Lors de son enfance à Château-Thierry, village de 300 âmes au milieu des vignes, dans la vallée de la Marne, cette fille d’enseignants se rêve chef d’établissement. Après l’obtention du concours de CPE, la voici nommée au collège Fabien, de Saint-Denis (Seine-Saint-Denis). Elle qui n’avait « jamais vu une cité de sa vie » trouve du sens à son métier, « une fois le choc passé » : « Loin des regards misérabilistes, j’ai toujours nourri pour les gamins dont je m’occupais des ambitions fortes. » Lorsqu’elle obtient le concours de chef d’établissement, son choix se porte vers le lycée professionnel Jean-Pierre Timbaud d’Aubervilliers, dont elle devient proviseur adjointe. Avec ses jeunes, elle fait preuve d’autorité, et n’hésite pas à employer leurs mots pour parler de tel prof qui se fait « bordéliser » ou tel élève « bolosser ».
Pacifier l’espace public
Son absence de fatalisme l’emmène vers la politique. En 2012, coup de foudre pour le discours de Simone Veil et Jean-Louis Borloo lors de la création de l’UDI. « Jeune, j’ai subi une expérience malheureuse au MJS [Mouvement des jeunes socialistes, ndlr]. Mal à l’aise, j’avais l’impression d’être prise pour une petite pépète de droite, dit-elle. En politique, je ne cède pas au déterminisme, je crois aux mini-actions concrètes, pour que les situations évoluent. Je suis humaniste, de droite et engagée ».

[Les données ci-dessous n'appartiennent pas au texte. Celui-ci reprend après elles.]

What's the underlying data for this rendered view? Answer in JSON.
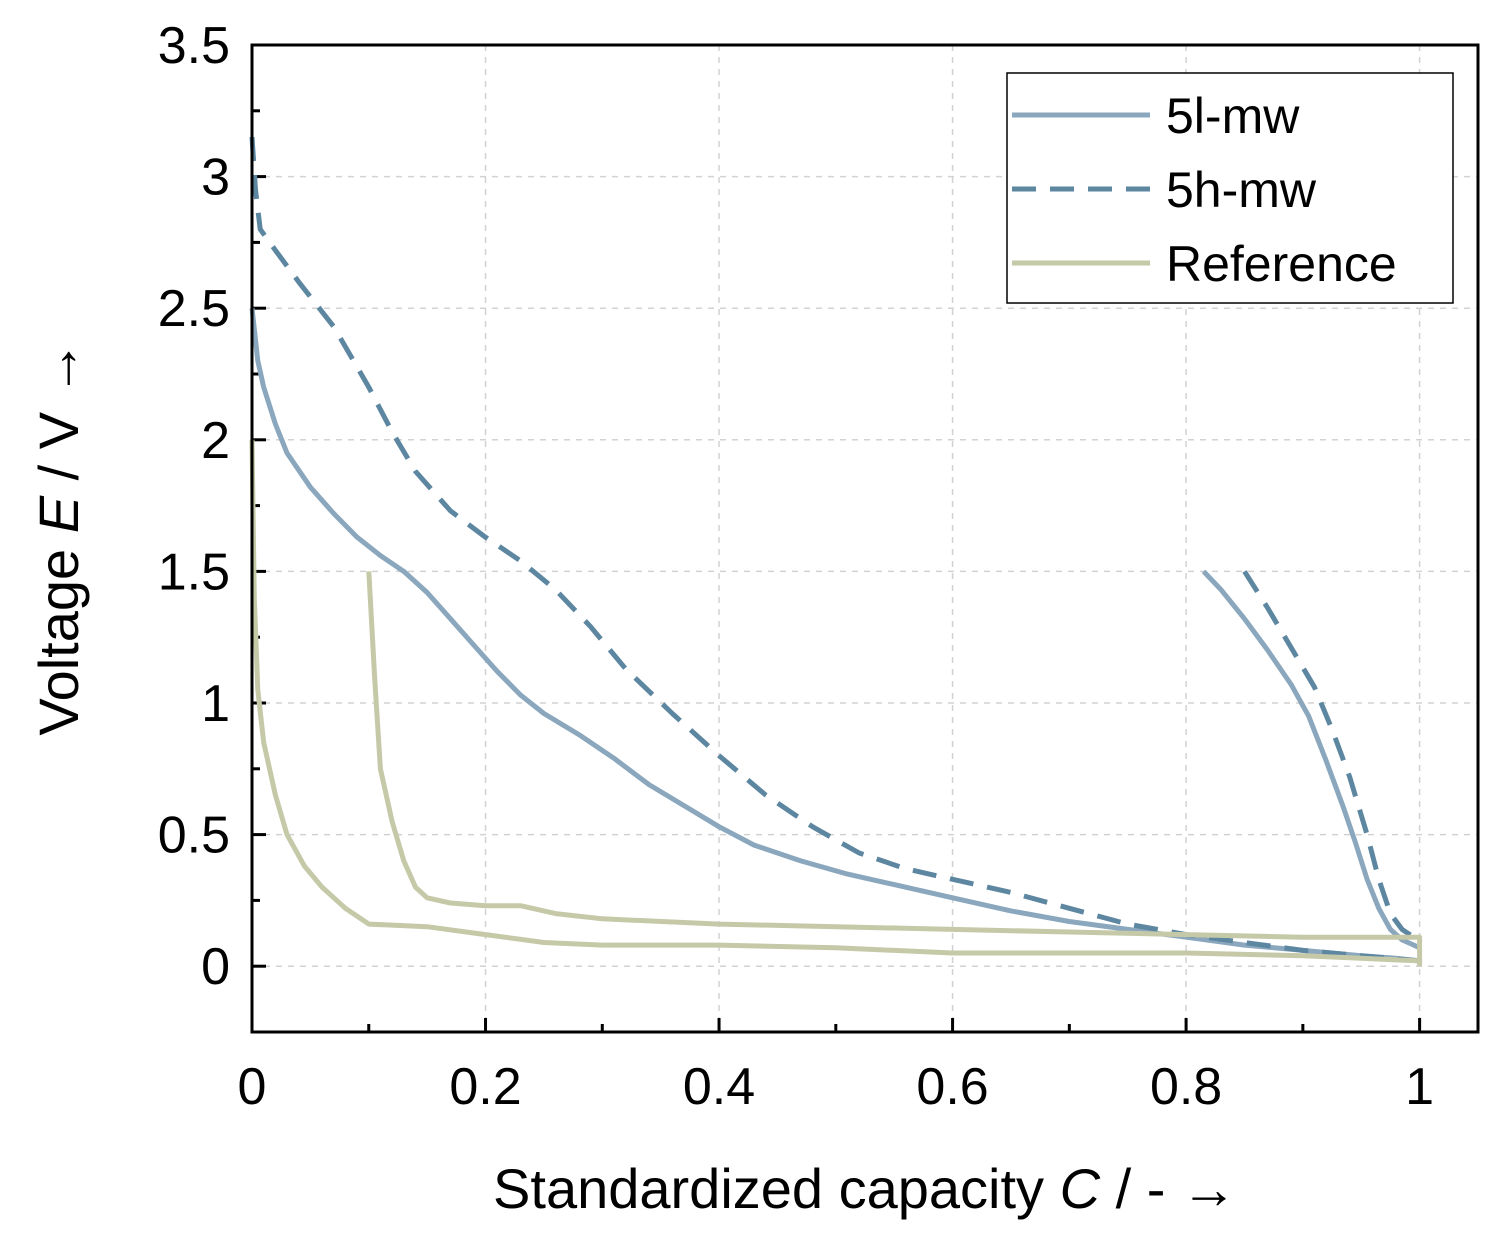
{
  "chart_data": {
    "type": "line",
    "xlabel": {
      "prefix": "Standardized capacity ",
      "var": "C",
      "suffix": " / - →"
    },
    "ylabel": {
      "prefix": "Voltage ",
      "var": "E",
      "suffix": " / V →"
    },
    "xlim": [
      0,
      1.05
    ],
    "ylim": [
      -0.25,
      3.5
    ],
    "xticks": [
      {
        "value": 0,
        "label": "0"
      },
      {
        "value": 0.2,
        "label": "0.2"
      },
      {
        "value": 0.4,
        "label": "0.4"
      },
      {
        "value": 0.6,
        "label": "0.6"
      },
      {
        "value": 0.8,
        "label": "0.8"
      },
      {
        "value": 1,
        "label": "1"
      }
    ],
    "yticks": [
      {
        "value": 0,
        "label": "0"
      },
      {
        "value": 0.5,
        "label": "0.5"
      },
      {
        "value": 1,
        "label": "1"
      },
      {
        "value": 1.5,
        "label": "1.5"
      },
      {
        "value": 2,
        "label": "2"
      },
      {
        "value": 2.5,
        "label": "2.5"
      },
      {
        "value": 3,
        "label": "3"
      },
      {
        "value": 3.5,
        "label": "3.5"
      }
    ],
    "x_minor_ticks": [
      0.1,
      0.3,
      0.5,
      0.7,
      0.9
    ],
    "y_minor_ticks": [
      -0.25,
      0.25,
      0.75,
      1.25,
      1.75,
      2.25,
      2.75,
      3.25
    ],
    "grid": true,
    "legend_position": "top-right",
    "series": [
      {
        "name": "5l-mw",
        "color": "#8aa7bd",
        "dash": "solid",
        "segments": [
          [
            [
              0,
              2.5
            ],
            [
              0.005,
              2.3
            ],
            [
              0.01,
              2.2
            ],
            [
              0.02,
              2.06
            ],
            [
              0.03,
              1.95
            ],
            [
              0.05,
              1.82
            ],
            [
              0.07,
              1.72
            ],
            [
              0.09,
              1.63
            ],
            [
              0.11,
              1.56
            ],
            [
              0.13,
              1.5
            ],
            [
              0.15,
              1.42
            ],
            [
              0.17,
              1.32
            ],
            [
              0.19,
              1.22
            ],
            [
              0.21,
              1.12
            ],
            [
              0.23,
              1.03
            ],
            [
              0.25,
              0.96
            ],
            [
              0.28,
              0.88
            ],
            [
              0.31,
              0.79
            ],
            [
              0.34,
              0.69
            ],
            [
              0.37,
              0.61
            ],
            [
              0.4,
              0.53
            ],
            [
              0.43,
              0.46
            ],
            [
              0.47,
              0.4
            ],
            [
              0.51,
              0.35
            ],
            [
              0.55,
              0.31
            ],
            [
              0.6,
              0.26
            ],
            [
              0.65,
              0.21
            ],
            [
              0.7,
              0.17
            ],
            [
              0.75,
              0.14
            ],
            [
              0.8,
              0.11
            ],
            [
              0.85,
              0.08
            ],
            [
              0.9,
              0.06
            ],
            [
              0.95,
              0.04
            ],
            [
              0.98,
              0.03
            ],
            [
              1.0,
              0.02
            ]
          ],
          [
            [
              0.815,
              1.5
            ],
            [
              0.83,
              1.43
            ],
            [
              0.85,
              1.32
            ],
            [
              0.87,
              1.2
            ],
            [
              0.89,
              1.07
            ],
            [
              0.905,
              0.95
            ],
            [
              0.92,
              0.78
            ],
            [
              0.935,
              0.6
            ],
            [
              0.945,
              0.47
            ],
            [
              0.955,
              0.33
            ],
            [
              0.965,
              0.22
            ],
            [
              0.975,
              0.14
            ],
            [
              0.985,
              0.1
            ],
            [
              0.995,
              0.08
            ],
            [
              1.0,
              0.07
            ]
          ]
        ]
      },
      {
        "name": "5h-mw",
        "color": "#5d87a1",
        "dash": "dashed",
        "segments": [
          [
            [
              0,
              3.15
            ],
            [
              0.003,
              2.95
            ],
            [
              0.007,
              2.8
            ],
            [
              0.02,
              2.72
            ],
            [
              0.04,
              2.6
            ],
            [
              0.07,
              2.43
            ],
            [
              0.1,
              2.2
            ],
            [
              0.12,
              2.03
            ],
            [
              0.14,
              1.88
            ],
            [
              0.17,
              1.73
            ],
            [
              0.2,
              1.63
            ],
            [
              0.23,
              1.54
            ],
            [
              0.26,
              1.43
            ],
            [
              0.29,
              1.29
            ],
            [
              0.32,
              1.13
            ],
            [
              0.36,
              0.96
            ],
            [
              0.4,
              0.8
            ],
            [
              0.44,
              0.65
            ],
            [
              0.48,
              0.53
            ],
            [
              0.52,
              0.43
            ],
            [
              0.56,
              0.37
            ],
            [
              0.6,
              0.33
            ],
            [
              0.65,
              0.28
            ],
            [
              0.7,
              0.22
            ],
            [
              0.75,
              0.16
            ],
            [
              0.8,
              0.12
            ],
            [
              0.85,
              0.09
            ],
            [
              0.9,
              0.06
            ],
            [
              0.95,
              0.04
            ],
            [
              1.0,
              0.02
            ]
          ],
          [
            [
              0.85,
              1.5
            ],
            [
              0.87,
              1.36
            ],
            [
              0.89,
              1.21
            ],
            [
              0.91,
              1.06
            ],
            [
              0.925,
              0.9
            ],
            [
              0.94,
              0.72
            ],
            [
              0.955,
              0.5
            ],
            [
              0.965,
              0.33
            ],
            [
              0.975,
              0.2
            ],
            [
              0.985,
              0.14
            ],
            [
              0.995,
              0.11
            ],
            [
              1.0,
              0.1
            ]
          ]
        ]
      },
      {
        "name": "Reference",
        "color": "#c5c9a7",
        "dash": "solid",
        "segments": [
          [
            [
              0,
              2.0
            ],
            [
              0.002,
              1.4
            ],
            [
              0.005,
              1.05
            ],
            [
              0.01,
              0.85
            ],
            [
              0.02,
              0.65
            ],
            [
              0.03,
              0.5
            ],
            [
              0.045,
              0.38
            ],
            [
              0.06,
              0.3
            ],
            [
              0.08,
              0.22
            ],
            [
              0.1,
              0.16
            ],
            [
              0.15,
              0.15
            ],
            [
              0.2,
              0.12
            ],
            [
              0.25,
              0.09
            ],
            [
              0.3,
              0.08
            ],
            [
              0.4,
              0.08
            ],
            [
              0.5,
              0.07
            ],
            [
              0.6,
              0.05
            ],
            [
              0.7,
              0.05
            ],
            [
              0.8,
              0.05
            ],
            [
              0.9,
              0.04
            ],
            [
              0.95,
              0.03
            ],
            [
              1.0,
              0.02
            ]
          ],
          [
            [
              0.1,
              1.5
            ],
            [
              0.105,
              1.1
            ],
            [
              0.11,
              0.75
            ],
            [
              0.12,
              0.55
            ],
            [
              0.13,
              0.4
            ],
            [
              0.14,
              0.3
            ],
            [
              0.15,
              0.26
            ],
            [
              0.17,
              0.24
            ],
            [
              0.2,
              0.23
            ],
            [
              0.23,
              0.23
            ],
            [
              0.26,
              0.2
            ],
            [
              0.3,
              0.18
            ],
            [
              0.4,
              0.16
            ],
            [
              0.5,
              0.15
            ],
            [
              0.6,
              0.14
            ],
            [
              0.7,
              0.13
            ],
            [
              0.8,
              0.12
            ],
            [
              0.9,
              0.11
            ],
            [
              1.0,
              0.11
            ],
            [
              1.0,
              0.0
            ]
          ]
        ]
      }
    ]
  }
}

Ainsi, cette maman de deux petits garçons entend-elle diriger sa ville par des mesures de terrain, et la convivialité (« C’est important de fêter le Beaujolais ! »).
Elle souhaite renforcer les atouts de sa ville comme le campus Condorcet ou 19 M, le QG des métiers d’art de Chanel. Elle rêve « d’une ville universitaire, inclusive, avec un joli cadre, où des familles peuvent se balader, des filles boire des Spritz en terrasse, et faire du vélo en jupe, mais aussi éradiquer les garagistes sauvages, ce fléau ». Bref, elle veut « pacifier l’espace public. »
Ce qui la met en rogne ? « Quand des gamins ne trouvent pas de stages, ne se sentent pas invités à poursuivre leurs études… Mais aussi, lorsque des maris accompagnent leur femme au métro, parce qu’elles ont peur de se balader seules… » D’une main de fer, mais toujours avec le sourire, Karine Franclet entend changer le visage de sa ville.
* Répression meurtrière, par la police française, d’une manifestation d’Algériens organisée à Paris.